If a cat has a murmur, an echocardiogram is recommended and considered the gold standard. However, there are other options based on the individual cat and owner preference. An echocardiogram is non-invasive and tells us the most, but there are other tests outlined below that do give us good information prior to this step:
- A blood test – Cardiopet proBNP is similar to those used to detect heart disease in humans. This can easily be added on to your cat’s routine wellness screening labwork. BNP is the acronym for “brain natriuretic peptide,” a protein originally isolated from the brains of pigs. We now understand the primary source of BNP is not the brain, but rather the ventricles of the heart, and the main signal for the release of the peptide is excessive stretching of the heart muscle. When the heart muscle cells (myocytes) are stretched and/or stressed, this biomarker is in excess in the blood stream. This is a simple, relatively inexpensive, way to screen cats for heart disease. If this number is low, we can rest assured that your cat does not have heart disease, but needs to be continually monitored in the future. If the number is high, then we will discuss options for further investigation for the cause of heart stress/disease.
- A blood pressure test – A routine test for patients at Cat Care Clinic, done with all Senior Cat Profiles every 6 months.
- Radiographs can be taken to check for abnormalities in the heart or lungs.
- An electrocardiogram (ECG) evaluates the electrical activity of the heart
- An echocardiogram – An ultrasound to measure the heart structure and function.
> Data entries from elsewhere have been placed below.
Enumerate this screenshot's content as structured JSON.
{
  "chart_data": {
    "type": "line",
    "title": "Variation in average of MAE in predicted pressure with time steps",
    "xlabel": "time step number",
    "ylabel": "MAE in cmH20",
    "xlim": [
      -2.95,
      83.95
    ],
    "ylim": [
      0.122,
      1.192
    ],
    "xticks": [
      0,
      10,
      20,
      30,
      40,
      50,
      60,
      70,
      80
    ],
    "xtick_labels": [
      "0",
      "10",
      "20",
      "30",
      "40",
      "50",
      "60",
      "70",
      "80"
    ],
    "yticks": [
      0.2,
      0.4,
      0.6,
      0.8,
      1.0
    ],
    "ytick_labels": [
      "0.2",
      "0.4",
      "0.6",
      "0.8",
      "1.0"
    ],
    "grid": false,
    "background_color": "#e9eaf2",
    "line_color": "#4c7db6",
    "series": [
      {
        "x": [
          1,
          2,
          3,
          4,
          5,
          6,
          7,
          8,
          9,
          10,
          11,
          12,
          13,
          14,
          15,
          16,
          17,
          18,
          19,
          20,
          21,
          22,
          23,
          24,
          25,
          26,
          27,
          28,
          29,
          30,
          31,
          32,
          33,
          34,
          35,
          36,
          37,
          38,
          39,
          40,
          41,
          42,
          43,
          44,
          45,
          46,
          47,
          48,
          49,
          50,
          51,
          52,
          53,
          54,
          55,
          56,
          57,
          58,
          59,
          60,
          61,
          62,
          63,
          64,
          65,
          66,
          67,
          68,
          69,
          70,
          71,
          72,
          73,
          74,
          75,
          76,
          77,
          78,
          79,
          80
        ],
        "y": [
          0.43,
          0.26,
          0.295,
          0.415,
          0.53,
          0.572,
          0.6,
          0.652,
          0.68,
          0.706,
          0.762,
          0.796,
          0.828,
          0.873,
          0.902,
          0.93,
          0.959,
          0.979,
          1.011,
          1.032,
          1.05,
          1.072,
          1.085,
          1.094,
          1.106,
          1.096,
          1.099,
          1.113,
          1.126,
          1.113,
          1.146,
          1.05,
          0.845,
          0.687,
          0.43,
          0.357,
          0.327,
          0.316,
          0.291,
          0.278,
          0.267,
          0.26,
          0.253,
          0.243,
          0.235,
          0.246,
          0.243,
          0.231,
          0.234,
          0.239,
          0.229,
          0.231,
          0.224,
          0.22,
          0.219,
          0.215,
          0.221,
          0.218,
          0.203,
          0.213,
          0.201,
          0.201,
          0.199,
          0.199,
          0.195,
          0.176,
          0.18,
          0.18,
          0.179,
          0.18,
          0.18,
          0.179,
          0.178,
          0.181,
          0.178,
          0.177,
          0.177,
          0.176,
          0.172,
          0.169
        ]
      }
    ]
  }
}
We have the benefit of teaming with a Board Certified specialist at Cat Care Clinic to provide echocardiograms for our patients in the comfort of our feline-friendly clinic. Patients are fully awake and do very well for this non-invasive look at the heart. An echocardiogram will provide what we need to know about the inside of the heart and its full functionality.
Each cat and case is different. We take the whole picture into account when determining the best diagnostic and treatment plan that works for you and your cat. Medications such as beta-blockers, diltiazem, or diuretics and ACE inhibitors may be prescribed depending on echocardiogram findings and your cat’s overall health. Many cats can live for many years with stabilized heart disease.
Our goal at Cat Care Clinic is always to provide the best and most comprehensive medical care possible for your cat and the best education for you, all in our clinic built to reduce stress and fear for your beloved feline friend.